A good place to start might be Wellcome Images or the Wellcome Collection, The National Archives, Mass Observation Archives (especially the topic collections), The Charles Booth Online Archive, social studies/surveys, memoirs or edited collections ( e.g. Robert Roberts The Classic Slum: Salford Life in the First Quarter of the Century (1971), Maud Pember-Reeves (ed.), Round About a Pound A Week (1913), Margaret Llewelyn Davies, Maternity: Letters From Working Women (1915), Gowdridge, Williams and Wynn (eds), Mother Courage: Letters from Mothers in Poverty at the End of the Century (1997).

The Modern Records Centre at the University of Warwick also holds extensive trade union records which deal with issues relating to health, and the National Cycling Archive, and a range of materials relating to mental health. Some of their collection is digitised but you can also arrange visits to see the collections in person.

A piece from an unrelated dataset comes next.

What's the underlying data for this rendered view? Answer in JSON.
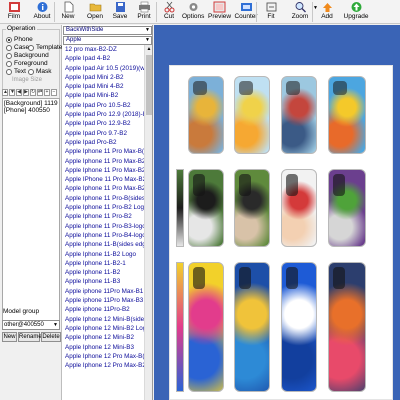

The Main University Library also subscribes to a range of online database archives. Historical Texts holds the collections of the UK Medical Heritage Library (printed medical texts from 1700) and is also fully searchable. Other online archives you might want to consult include: 19th Century Newspapers; 19th Century British Periodicals Online; 19th Century UK Periodicals; Archives of Sexuality and Gender; British Non-Parliamentary Publications; British Parliamentary Publications (House of Commons Papers); Daily Mail Historical Archive; Defining Gender; and Histpop: Online Historical Population Reports.

Use your imagination and bring some interesting primary sources or information about collections which you could use....

Essay Questions

What are the insights and problems with using oral history testimonies for studying the history of medicine?

How was good health promoted in the twentieth century?

What sources can we use for examining people's different experiences of insitutional health?